Si le premier film traitait lui aussi du racisme, l’image mélancolique du boogeyman demeurait le noyau central de l’histoire là ou, dans cette suite, il devient le symbole d’une lutte. Le visage de Daniel Robitaille qui incarne Candyman dans ce remake finit par disparaître au profit des générations de visages qui l’ont précédé. Si celui de Tony Todd, indissociable à jamais à celui de Candyman est visible dans cette suite, ce n’est pas la seule référence faite au premier long-métrage. La légende urbaine contée de merveilleuse manière par un petit théâtre d’ombres chinoises n’est pas celle de l’homme au long manteau qui distribue des bonbons mais celle d’Hélène, héroïne du premier film. Elle devient elle-même une figure monstrueuse et effrayante, une sorte de double féminin de Candyman. « Une blanche est tuée et son histoire ne meurt jamais », clame furieusement Williman Burke, ancien habitant de Cabrini-Green très au courant de tout ce qui concerne celui qui terrorisait son quartier à coups de crochets. Si on a du mal à donner une identité propre au tueur qui a toujours son visage dissimulé pendant les meurtres, Hélène n’est pas une énigme et sa légende prend petit à petit la place de celle de Candyman, comme les riches blancs prennent la place des noirs sans le sou dans leurs quartiers.

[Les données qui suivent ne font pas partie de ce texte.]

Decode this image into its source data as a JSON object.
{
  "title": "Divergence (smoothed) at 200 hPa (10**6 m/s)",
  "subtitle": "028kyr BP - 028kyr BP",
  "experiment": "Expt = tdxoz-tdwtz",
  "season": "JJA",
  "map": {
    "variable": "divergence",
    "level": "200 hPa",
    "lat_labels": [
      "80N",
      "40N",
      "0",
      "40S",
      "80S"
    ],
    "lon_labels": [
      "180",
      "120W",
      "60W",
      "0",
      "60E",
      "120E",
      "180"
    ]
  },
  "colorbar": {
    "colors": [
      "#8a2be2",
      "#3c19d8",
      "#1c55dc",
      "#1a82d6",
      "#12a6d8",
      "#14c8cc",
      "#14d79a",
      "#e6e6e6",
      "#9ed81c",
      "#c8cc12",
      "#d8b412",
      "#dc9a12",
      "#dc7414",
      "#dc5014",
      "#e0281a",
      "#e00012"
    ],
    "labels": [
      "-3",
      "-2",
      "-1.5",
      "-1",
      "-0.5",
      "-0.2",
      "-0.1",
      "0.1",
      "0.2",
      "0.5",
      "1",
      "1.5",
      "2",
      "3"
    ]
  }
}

Ce sous-texte social plutôt subtil et intéressant perd hélas de sa force face à des éléments beaucoup trop manichéens et tranchés. Evidemment, seuls les blancs sont suffisamment stupides et irrespectueux pour invoquer Candyman et même si cette scène incluant une vingtaine de flics, tous de type caucasien, s’acharnant sur un seul noir, fait forcément écho à une actualité récente, le message aurait mérité d’être un poil plus nuancé pour être totalement digéré par le spectateur. Cet aspect énormément politisé aurait aussi pu mettre à mal le genre premier du film. Heureusement il n’en est rien, car en matière d’horreur, Candyman cuvée 2021 tient toutes ses promesses. Le récit prend son temps pour créer une atmosphère d’insécurité, entrainant des mises à morts, certes assez peu nombreuses, mais très graphiques. Le travail effectué sur le son et les surfaces réfléchissantes, créant une certaine distance entre l’acte criminel et celui qui y assiste donne toute une splendeur et un mystère à ce Candyman sans en enlever sa brutalité. Le récit suit un déroulement plutôt prenant et esthétiquement intéressant avec une fin qui reflète tout le charme sinistre du premier film : on se prend d’affection pour cet homme brisé choisissant de vendre son âme au diable pour assouvir sa vengeance. Tout en respectant l’esprit de celui de Bernard Rose, on peut dire, sans mauvais jeu de mots, que ce remake/suite est par la même occasion un parfait miroir de la société actuelle.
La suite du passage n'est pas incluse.